A l’inverse changeons notre vue prospective et pensons de façon pragmatique en fonction des besoins réels des bassins de vie des territoires, et en adéquation avec les attentes de leur population. Le principe d’adéquation sera de proposer des actions à partir de la réalité des bassins d’emploi des territoires, pour créer de la richesse, tout en tenant compte des particularités de chaque population dans son environnement immédiat.
Le principe de subsidiarité que l’entité territoriale décentralisée se verrait ainsi reconnaître, pourrait lui être attribué par la ″conférence des exécutifs locaux » concernés par le transfert de compétence.
- La proximité : une catégorie de collectivité territoriale est en mesure d’exercer bien une responsabilité, quand elle en a les moyens, en matière de savoir faire des hommes, de matériels et de financements. Il serait alors essentiel que l’on ne cherche pas à chaque fois à la déposséder de sa compétence, en faisant remonter celle-ci à un niveau plus élevé.
Il serait souhaitable d’agir toujours au plus proche des besoins.
Tout ce qui est bien géré, au niveau le plus pertinent, même si c’est le plus bas, resterait ainsi géré à ce niveau, le plus près possible des aspirations des citoyens.
Les élus locaux pourraient procéder par expérimentation, selon les domaines de compétences concernées, et pour cela devraient
– savoir définir les objectifs,
– pouvoir fixer le taux des résultats à atteindre,
– et aussi en assurer leur suivi et leur évaluation de façon rigoureuse et pérenne.
- Une nouvelle politique de responsabilité
La démocratie, que nous appelons de nos vœux, demande que les pouvoirs, à tous les échelons, soient plus responsables et plus transparents.
Cela impose de supprimer la « clause générale de compétence » qui permet à une collectivité d’agir dans tout domaine « d’intérêt local », alors même qu’aucun texte ne lui attribue cette fonction.
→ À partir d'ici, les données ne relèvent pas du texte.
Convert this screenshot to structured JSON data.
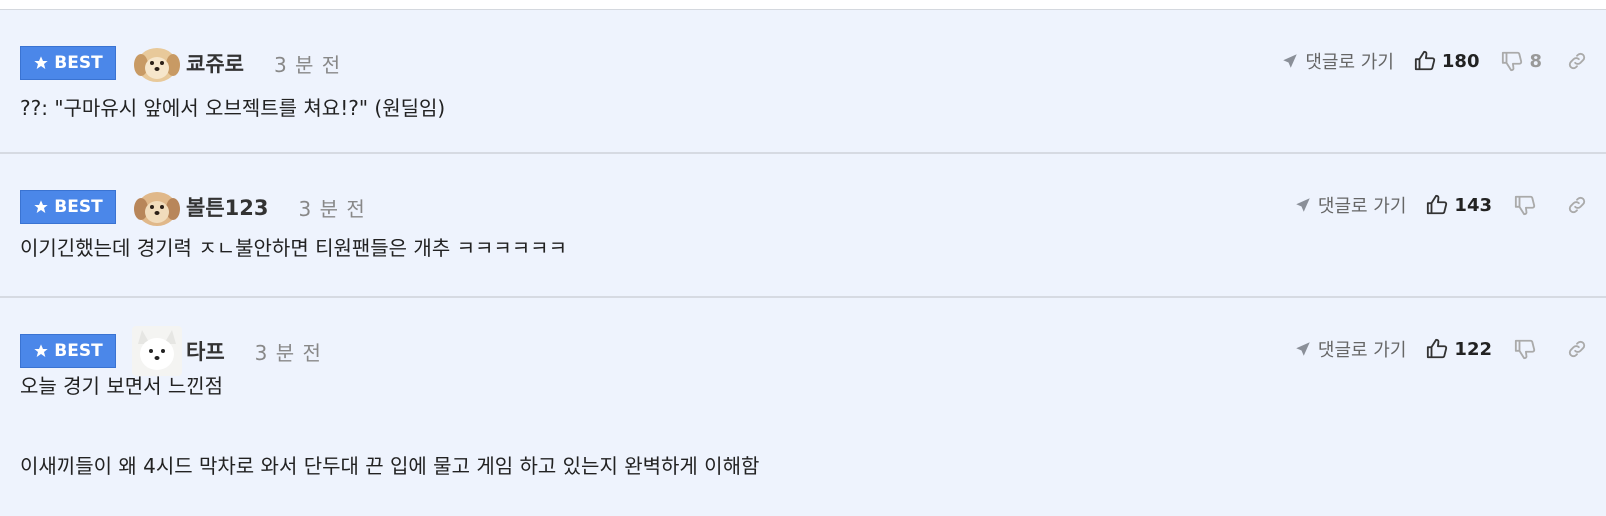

Cela exige que les pouvoirs de décision et d’administration dans toutes collectivités territoriales soient spécialisés et bornés.
Enfin cela suppose que chacun des responsables politiques, dans son domaine de compétence, ait les moyens de son action et puisse rendre compte de sa gestion, et de sa compétence en matière d’administration.
Et cela sous-tend :
– une élection au suffrage universel à chaque niveau de collectivité territoriale
– un élu –un mandat,
– un renouvellement de la classe politique,
– et…une évolution de la classe politique…
- Un autre défi
Prenant pour base une stratégie peut-être trop idéaliste voire utopique pour certains, dans une économie d’invention du XXI ème siècle qui fait une large place aux compétences, aux synergies et aux coopérations, la métropole peut apparaître le premier espace naturel de croissance.
Notre pays est riche de 10 à 15 métropoles dynamiques qui ont déjà pris le virage de cette économie de mouvement.
La Francepourrait repenser son organisation régionale ::
– en profitant au mieux de la force de ses métropoles
– et en promouvant la diffusion régionale, voire plus, de la croissance que ces métropoles impulsent.
Procéder à ces changements conduira à renouer les fils de la confiance des citoyens dans l’avenir en leur territoire, en réhabilitant progressivement le pouvoir politique, le responsable politique et d’une manière générale « la » politique.